In October 1964, he was sold to Arsenal for a then record fee of £80,000 and enjoyed a highly successful nine years at Highbury. As captain of Arsenal, he led them to a Fairs Cup final triumph over Anderlecht in 1970 and then to the League and FA Cup double the following year when he was named Footballer of the Year in England.
McLintock left Arsenal in 1973, making the short move to Queen’s Park Rangers where he narrowly missed out on another League title success in 1976, when they finished just a point behind champions Liverpool.
He was capped nine times by Scotland, captaining his country once. After retiring as a player in 1977, McLintock had spells as manager of Leicester City and Brentford before becoming a media pundit. Now 72, last night saw him complete a double honour after also being inducted into the English Football Hall of Fame three years ago.
The son of a sugar plantation owner, Watson was born in what was then known as British Guiana (now Guyana) in 1857. He was educated in London before moving to Scotland to study engineering at the University of Glasgow.
After playing for Maxwell FC and Parkgrove FC, Watson joined Queen’s Park in 1880 and helped the country’s then pre-eminent club add to their haul of Scottish Cup triumphs.

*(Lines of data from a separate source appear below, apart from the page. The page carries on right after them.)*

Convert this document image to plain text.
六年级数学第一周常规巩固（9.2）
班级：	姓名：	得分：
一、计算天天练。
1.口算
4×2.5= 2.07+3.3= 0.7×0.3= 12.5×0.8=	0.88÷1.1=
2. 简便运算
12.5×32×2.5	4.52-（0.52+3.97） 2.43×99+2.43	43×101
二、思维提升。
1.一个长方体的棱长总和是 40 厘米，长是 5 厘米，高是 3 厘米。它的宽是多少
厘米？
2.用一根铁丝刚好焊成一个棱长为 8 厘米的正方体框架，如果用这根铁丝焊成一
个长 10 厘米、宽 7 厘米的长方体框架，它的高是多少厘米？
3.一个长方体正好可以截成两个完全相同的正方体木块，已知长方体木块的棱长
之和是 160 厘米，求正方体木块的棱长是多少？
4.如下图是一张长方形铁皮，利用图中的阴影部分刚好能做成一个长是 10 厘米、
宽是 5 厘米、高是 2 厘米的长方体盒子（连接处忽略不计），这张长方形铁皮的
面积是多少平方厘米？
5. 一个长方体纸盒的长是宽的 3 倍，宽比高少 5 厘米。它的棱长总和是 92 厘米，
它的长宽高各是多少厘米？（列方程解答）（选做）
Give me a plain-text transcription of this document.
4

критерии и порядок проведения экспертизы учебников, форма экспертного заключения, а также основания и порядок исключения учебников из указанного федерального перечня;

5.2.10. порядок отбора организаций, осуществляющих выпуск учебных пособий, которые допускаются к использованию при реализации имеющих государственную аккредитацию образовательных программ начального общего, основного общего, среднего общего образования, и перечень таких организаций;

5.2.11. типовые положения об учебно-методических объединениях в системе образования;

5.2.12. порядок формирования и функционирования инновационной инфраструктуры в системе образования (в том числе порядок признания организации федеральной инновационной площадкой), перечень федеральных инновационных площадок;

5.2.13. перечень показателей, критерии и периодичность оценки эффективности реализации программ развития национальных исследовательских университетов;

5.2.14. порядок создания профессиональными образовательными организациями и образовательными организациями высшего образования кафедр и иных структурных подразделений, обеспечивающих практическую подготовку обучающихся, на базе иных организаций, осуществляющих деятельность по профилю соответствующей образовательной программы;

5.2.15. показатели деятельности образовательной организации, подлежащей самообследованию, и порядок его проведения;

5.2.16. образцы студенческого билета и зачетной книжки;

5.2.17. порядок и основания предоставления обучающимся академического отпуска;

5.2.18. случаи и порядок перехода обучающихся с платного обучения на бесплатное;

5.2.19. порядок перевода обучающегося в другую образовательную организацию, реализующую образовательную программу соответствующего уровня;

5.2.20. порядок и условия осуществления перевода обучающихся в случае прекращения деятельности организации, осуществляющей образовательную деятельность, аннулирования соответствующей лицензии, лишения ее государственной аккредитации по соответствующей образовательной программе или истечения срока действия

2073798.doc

In March 1881, Watson was selected by Scotland and became the world’s first black international player. His debut was a triumph as he helped Scotland crush England 6-1 away from home. He was a member of the side which defeated Wales 5-1 the following week, before winning his third and final cap in 1882 when Scotland inflicted another beating on England, this time 5-1 at Hampden.
Watson moved to England, where he played for Swifts and Corinthians, before emigrating to Australia. He died there in 1902 at the age of 44.